La rubéole est une maladie virale survenant le plus souvent chez l’enfant entre 5 et 9 ans. Bénigne chez l'enfant, elle est dangereuse chez la future mère et son bébé. Aujourd'hui, cette maladie est beaucoup plus rare, en raison de la vaccination efftuée chez une très grand nombre d'enfants (vaccin ROR).

La période d'incubation dure en général entre deux e trois semaines.La rubéole passe le plus souvent inaperçue ; elle s’accompagne quelques fois de symptômes tels qu’une fièvre modérée, des douleurs musculaires et articulaires, des ganglions, et éventuellement une éruption cutanée (petites tâches rosées plus claires que celles de la rougeole)..

Comme pour la rougeole et les oreillons, le meilleur traitement reste la prévention de la maladie par la vaccination.

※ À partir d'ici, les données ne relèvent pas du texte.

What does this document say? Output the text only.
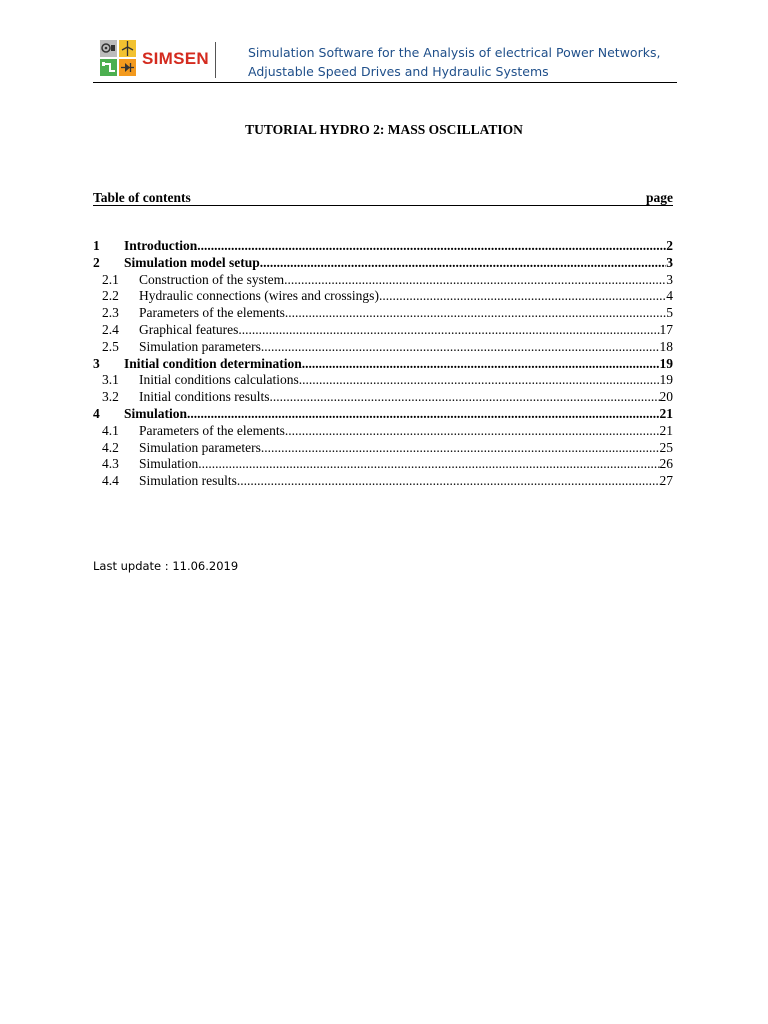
SIMSEN	Simulation Software for the Analysis of electrical Power Networks,
Adjustable Speed Drives and Hydraulic Systems
TUTORIAL HYDRO 2: MASS OSCILLATION
Table of contents	page
1	Introduction .....	2
2	Simulation model setup .....	3
2.1	Construction of the system .....	3
2.2	Hydraulic connections (wires and crossings) .....	4
2.3	Parameters of the elements .....	5
2.4	Graphical features .....	17
2.5	Simulation parameters .....	18
3	Initial condition determination .....	19
3.1	Initial conditions calculations .....	19
3.2	Initial conditions results .....	20
4	Simulation .....	21
4.1	Parameters of the elements .....	21
4.2	Simulation parameters .....	25
4.3	Simulation .....	26
4.4	Simulation results .....	27
Last update : 11.06.2019
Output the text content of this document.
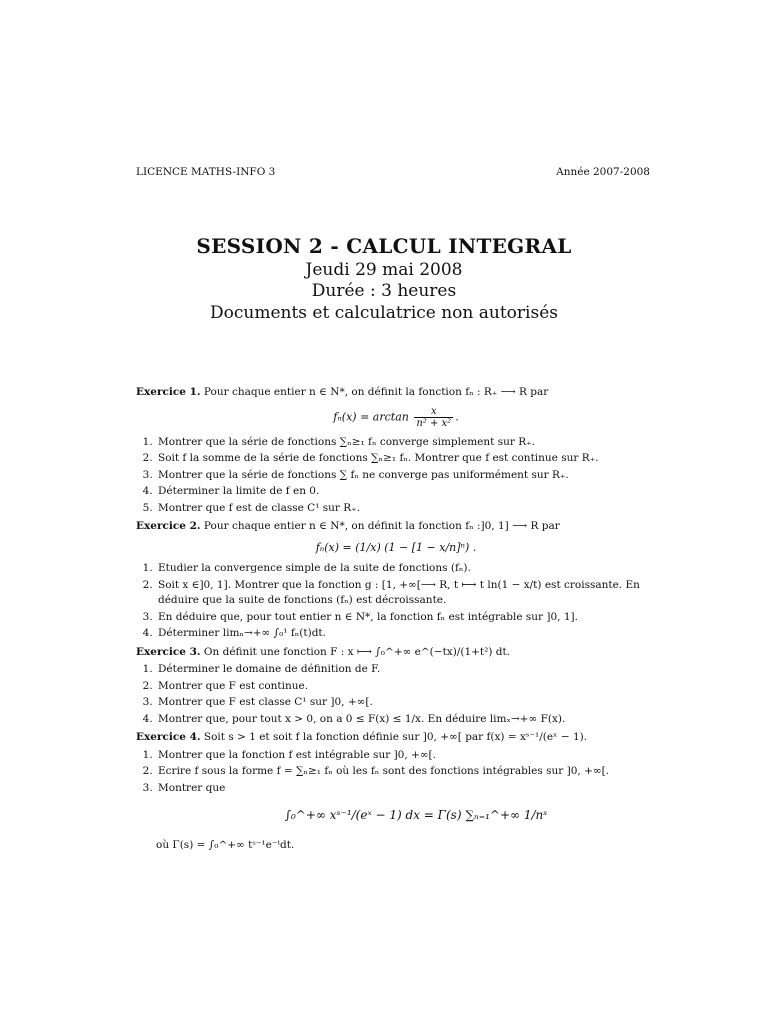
LICENCE MATHS-INFO 3	Année 2007-2008
SESSION 2 - CALCUL INTEGRAL
Jeudi 29 mai 2008
Durée : 3 heures
Documents et calculatrice non autorisés
Exercice 1. Pour chaque entier n ∈ N*, on définit la fonction fₙ : R₊ ⟶ R par
$f_n(x) = \arctan \frac{x}{\text{n² + x²}}$ .
1. Montrer que la série de fonctions ∑ₙ≥₁ fₙ converge simplement sur R₊.
2. Soit f la somme de la série de fonctions ∑ₙ≥₁ fₙ. Montrer que f est continue sur R₊.
3. Montrer que la série de fonctions ∑ fₙ ne converge pas uniformément sur R₊.
4. Déterminer la limite de f en 0.
5. Montrer que f est de classe C¹ sur R₊.
Exercice 2. Pour chaque entier n ∈ N*, on définit la fonction fₙ :]0, 1] ⟶ R par
fₙ(x) = (1/x) (1 − [1 − x/n]ⁿ) .
1. Etudier la convergence simple de la suite de fonctions (fₙ).
2. Soit x ∈]0, 1]. Montrer que la fonction g : [1, +∞[⟶ R, t ⟼ t ln(1 − x/t) est croissante. En déduire que la suite de fonctions (fₙ) est décroissante.
3. En déduire que, pour tout entier n ∈ N*, la fonction fₙ est intégrable sur ]0, 1].
4. Déterminer limₙ→+∞ ∫₀¹ fₙ(t)dt.
Exercice 3. On définit une fonction F : x ⟼ ∫₀^+∞ e^(−tx)/(1+t²) dt.
1. Déterminer le domaine de définition de F.
2. Montrer que F est continue.
3. Montrer que F est classe C¹ sur ]0, +∞[.
4. Montrer que, pour tout x > 0, on a 0 ≤ F(x) ≤ 1/x. En déduire limₓ→+∞ F(x).
Exercice 4. Soit s > 1 et soit f la fonction définie sur ]0, +∞[ par f(x) = xˢ⁻¹/(eˣ − 1).
1. Montrer que la fonction f est intégrable sur ]0, +∞[.
2. Ecrire f sous la forme f = ∑ₙ≥₁ fₙ où les fₙ sont des fonctions intégrables sur ]0, +∞[.
3. Montrer que
∫₀^+∞ xˢ⁻¹/(eˣ − 1) dx = Γ(s) ∑ₙ₌₁^+∞ 1/nˢ
où Γ(s) = ∫₀^+∞ tˢ⁻¹e⁻ᵗdt.
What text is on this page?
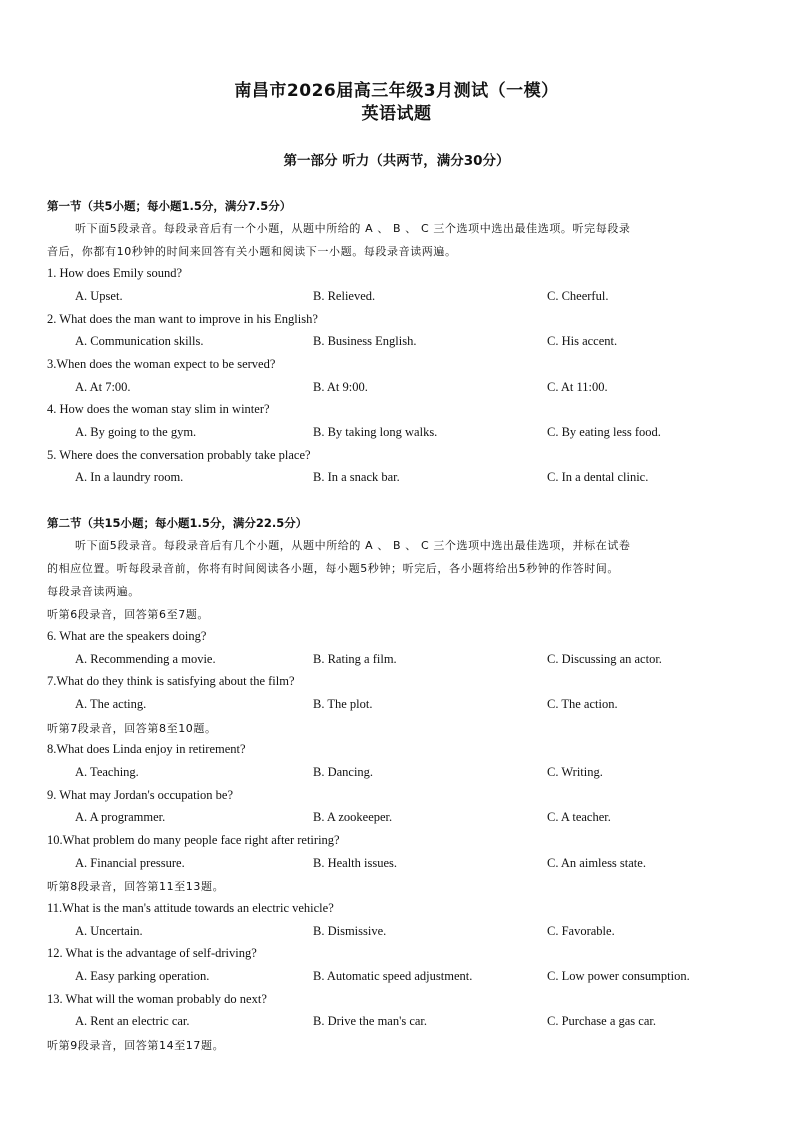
南昌市2026届高三年级3月测试（一模）
英语试题
第一部分 听力（共两节，满分30分）
第一节（共5小题；每小题1.5分，满分7.5分）
听下面5段录音。每段录音后有一个小题，从题中所给的 A 、 B 、 C 三个选项中选出最佳选项。听完每段录
音后，你都有10秒钟的时间来回答有关小题和阅读下一小题。每段录音读两遍。
1. How does Emily sound?
A. Upset.	B. Relieved.	C. Cheerful.
2. What does the man want to improve in his English?
A. Communication skills.	B. Business English.	C. His accent.
3.When does the woman expect to be served?
A. At 7:00.	B. At 9:00.	C. At 11:00.
4. How does the woman stay slim in winter?
A. By going to the gym.	B. By taking long walks.	C. By eating less food.
5. Where does the conversation probably take place?
A. In a laundry room.	B. In a snack bar.	C. In a dental clinic.
第二节（共15小题；每小题1.5分，满分22.5分）
听下面5段录音。每段录音后有几个小题，从题中所给的 A 、 B 、 C 三个选项中选出最佳选项，并标在试卷
的相应位置。听每段录音前，你将有时间阅读各小题，每小题5秒钟；听完后，各小题将给出5秒钟的作答时间。
每段录音读两遍。
听第6段录音，回答第6至7题。
6. What are the speakers doing?
A. Recommending a movie.	B. Rating a film.	C. Discussing an actor.
7.What do they think is satisfying about the film?
A. The acting.	B. The plot.	C. The action.
听第7段录音，回答第8至10题。
8.What does Linda enjoy in retirement?
A. Teaching.	B. Dancing.	C. Writing.
9. What may Jordan's occupation be?
A. A programmer.	B. A zookeeper.	C. A teacher.
10.What problem do many people face right after retiring?
A. Financial pressure.	B. Health issues.	C. An aimless state.
听第8段录音，回答第11至13题。
11.What is the man's attitude towards an electric vehicle?
A. Uncertain.	B. Dismissive.	C. Favorable.
12. What is the advantage of self-driving?
A. Easy parking operation.	B. Automatic speed adjustment.	C. Low power consumption.
13. What will the woman probably do next?
A. Rent an electric car.	B. Drive the man's car.	C. Purchase a gas car.
听第9段录音，回答第14至17题。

Le danger de la rubéole ne vient pas tant des complications que du risque de contamination pour une future maman et son fœtus. Si la mère contracte l'infection pendant les 3 premiers mois de sa grossesse, des malformations graves sont à craindre pour le fœtus.

 La roséole

Elle survient généralement enre 6 mois et 2 ans, et est caractérisée par une poussée de fièvre qui dure de 2 à 4 jours (souvent assez élevée) et une éruption : des papules rosées et très pâles apparaissent généralement une fois que la fièvre disparaît. Cette éruption cutanée ne dure pas très longtemps. C'est alors que l'on fait habituellement le diagnostic de roséole. Il s'agit d'une maladie bénigne.

Le traitement consiste à éviter une trop grande poussée de fièvre, en donnant - entre autres - des médicaments adaptés à l'enfant et à son poids.